The concept is made up of five areas:

The basis is the test foundation. Without the working methods contained therein and the necessary methodological approaches, the desired results in quality assurance cannot be achieved.

Three pillars build on this:

  • Roles**: Answers the questions regarding roles required in the future, the technical knowledge and understanding of employees, and the establishment and further development of organizational structures.
  • Approach: Addresses the selection of the agile scaling framework and testing approach, i.e. which content needs to be tested within an iteration (in-sprint) and which parts of the software need to be tested downstream (cross-sprint). In addition, the area of change management is considered to ensure that the changes are implemented sustainably.
  • Tools and supporting measures**: Includes the technical and procedural issues of tool selection. At the same time, the factors to be considered when defining test environments, test data management and setting up an end-to-end tool pipeline are examined.
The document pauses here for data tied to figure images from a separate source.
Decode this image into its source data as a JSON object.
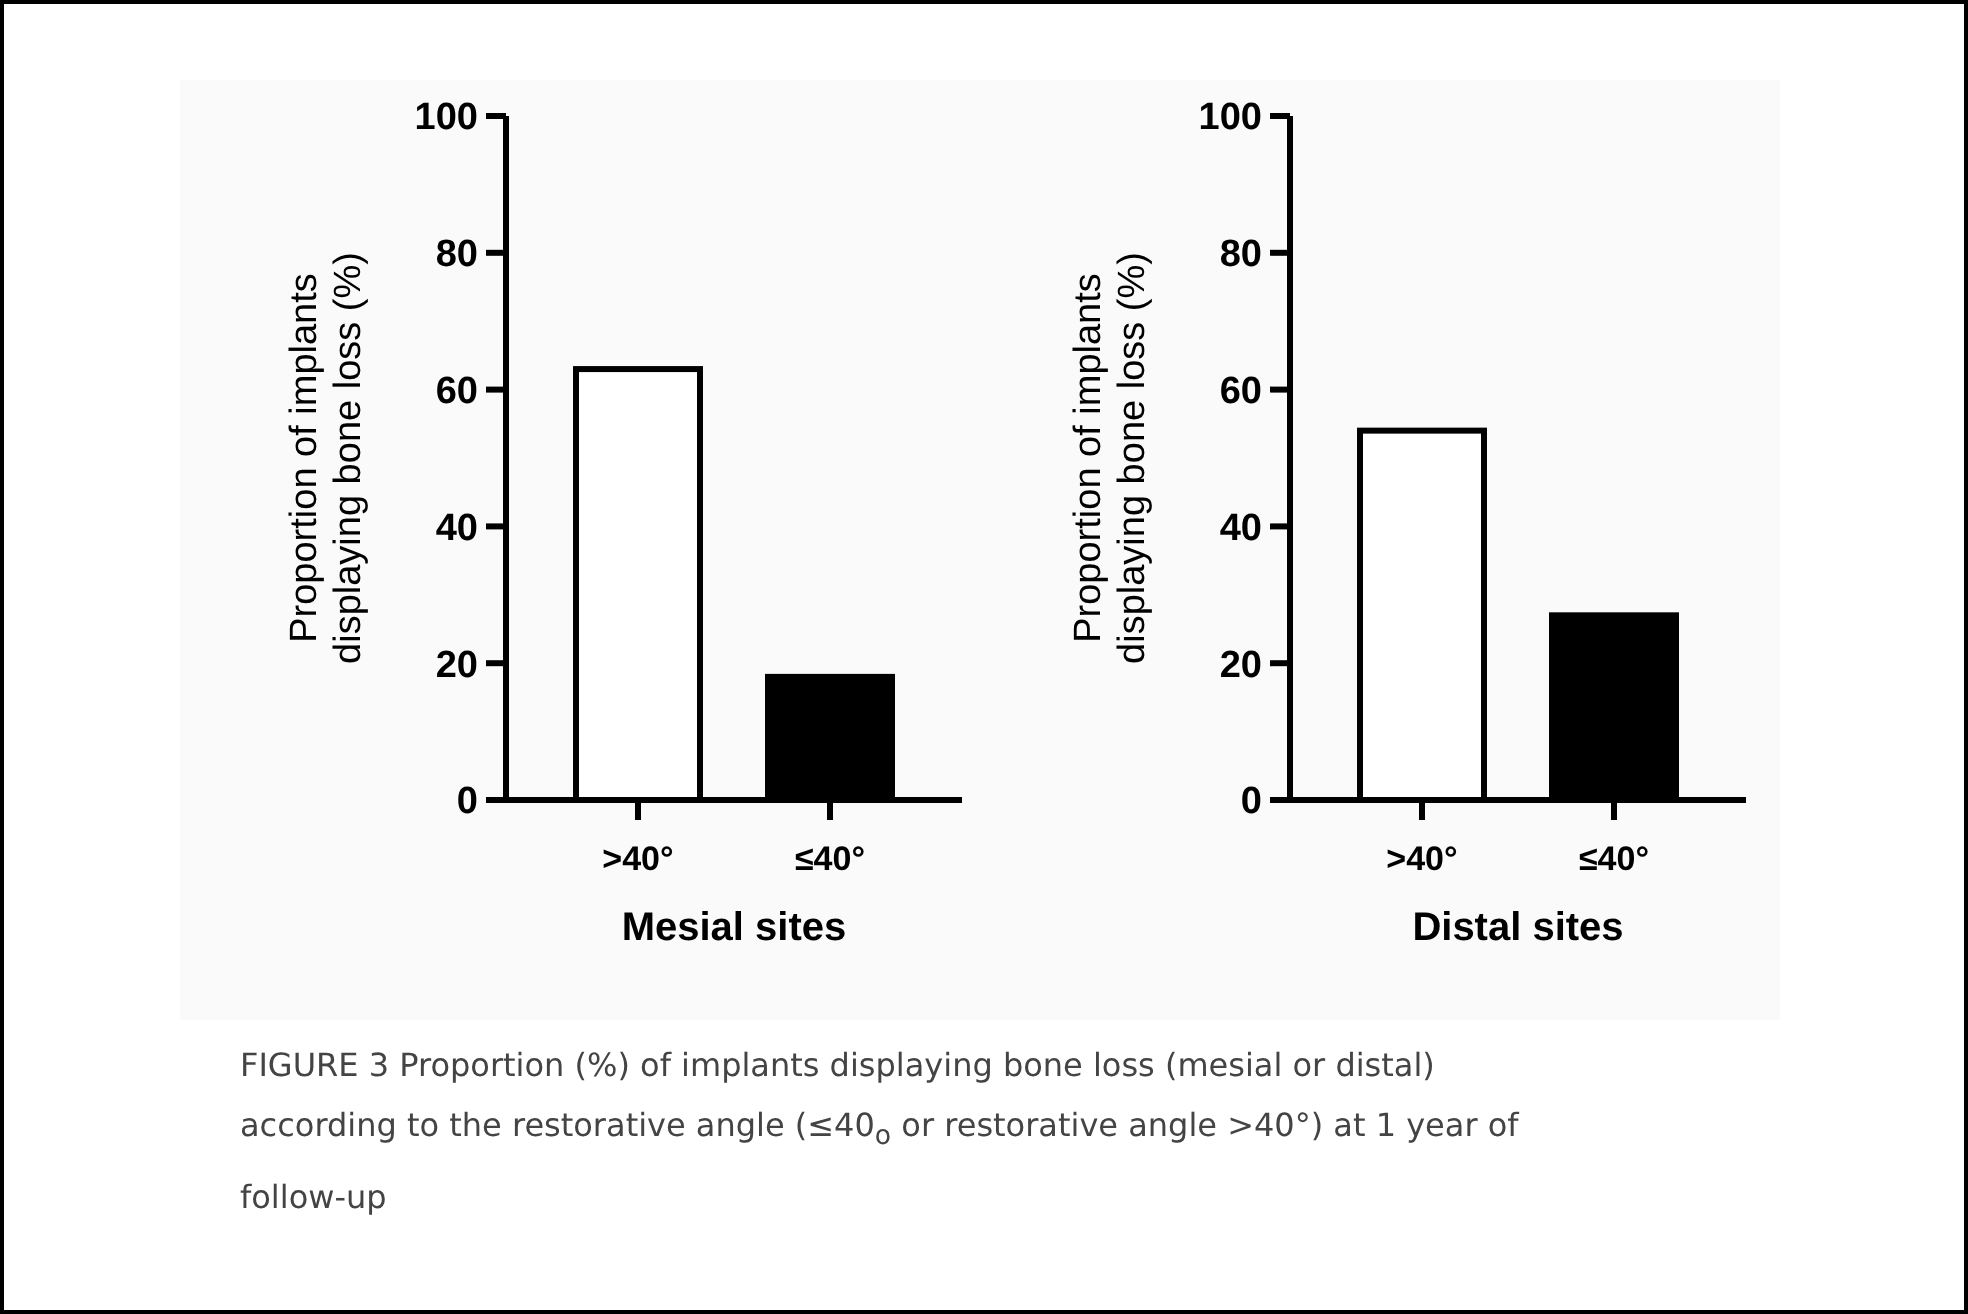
{
  "chart_data": [
    {
      "type": "bar",
      "categories": [
        ">40°",
        "≤40°"
      ],
      "values": [
        63,
        18
      ],
      "colors": [
        "#ffffff",
        "#000000"
      ],
      "xlabel": "Mesial sites",
      "ylabel": "Proportion of implants\ndisplaying bone loss  (%)",
      "ylim": [
        0,
        100
      ],
      "yticks": [
        0,
        20,
        40,
        60,
        80,
        100
      ],
      "grid": false,
      "annotations": [
        "FIGURE 3  Proportion (%) of implants displaying bone loss (mesial or distal) according to the restorative angle (≤40$_{o}$ or restorative angle >40°) at 1 year of follow-up"
      ]
    },
    {
      "type": "bar",
      "categories": [
        ">40°",
        "≤40°"
      ],
      "values": [
        54,
        27
      ],
      "colors": [
        "#ffffff",
        "#000000"
      ],
      "xlabel": "Distal sites",
      "ylabel": "Proportion of implants\ndisplaying bone loss  (%)",
      "ylim": [
        0,
        100
      ],
      "yticks": [
        0,
        20,
        40,
        60,
        80,
        100
      ],
      "grid": false
    }
  ]
}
The roof Lean Agile Quality Engineering Methods completes the house and includes more complex methods and techniques.

The five components are broken down into further sub-areas in order to make the transformation manageable and thus iteratively develop a lean QM strategy.
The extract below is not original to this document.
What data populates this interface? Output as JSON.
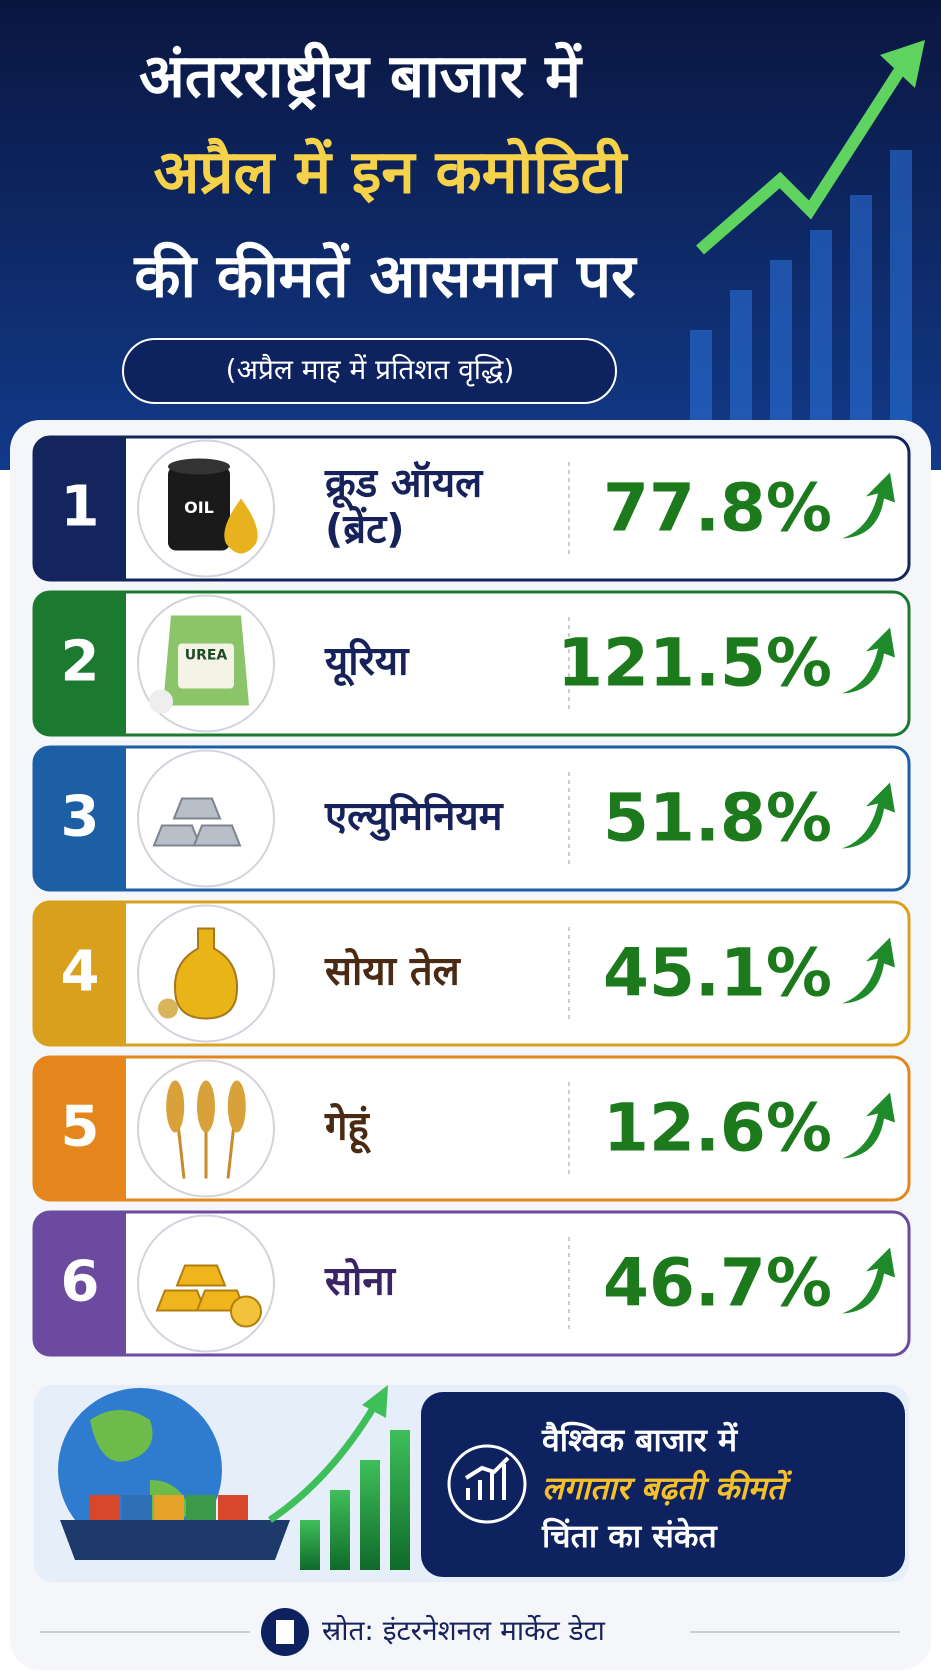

What does future testing look like? How will we test?

Predictive is the key term here, which I believe will change the industry. From the original reactive testing approach to the current proactive approach, the trend is clearly moving towards predictive quality engineering. In other words, the mix of big data analytics, AI systems, robotic process automation approaches and the ability to generate test environments on demand via cloud solutions will take software quality assurance to a whole new level. AI-based optimization of test coverage, self-healing test automation etc. is already being used successfully and I am convinced that this is just the beginning. However, in my view, the consistent use of these technologies is also essential, as high-quality software is one of the key cornerstones of digitalization. Software has become a part of our lives and will become even more important in the future. Whether it’s a smartphone, fitness bracelet, navigation system, car, ticket machine, supermarket checkout, computer at work or other everyday things. All of this will only work as intended if the associated software works flawlessly. Errors are no longer simply forgiven and quality has become the central requirement for software.

Further information on the relevance of quality engineering can be found in the

HoaQ Blog

How can testers and test managers prepare for this today?

In my opinion, continuous learning and training is the key to success. I see three very important strands here:

  1. knowledge of the different software development models and agile scaling models (Scrum, SAFe(R), etc.).
  2. knowledge of technologies. This is important both to understand the applications to be tested and to understand the test automation solutions and be able to use them in a targeted manner.
  3. process knowledge and technical understanding of business processes are becoming increasingly important in times of digital networking and E2E digitalization. In my view, continuous “thinking outside the box” is also an important success factor for quality engineers.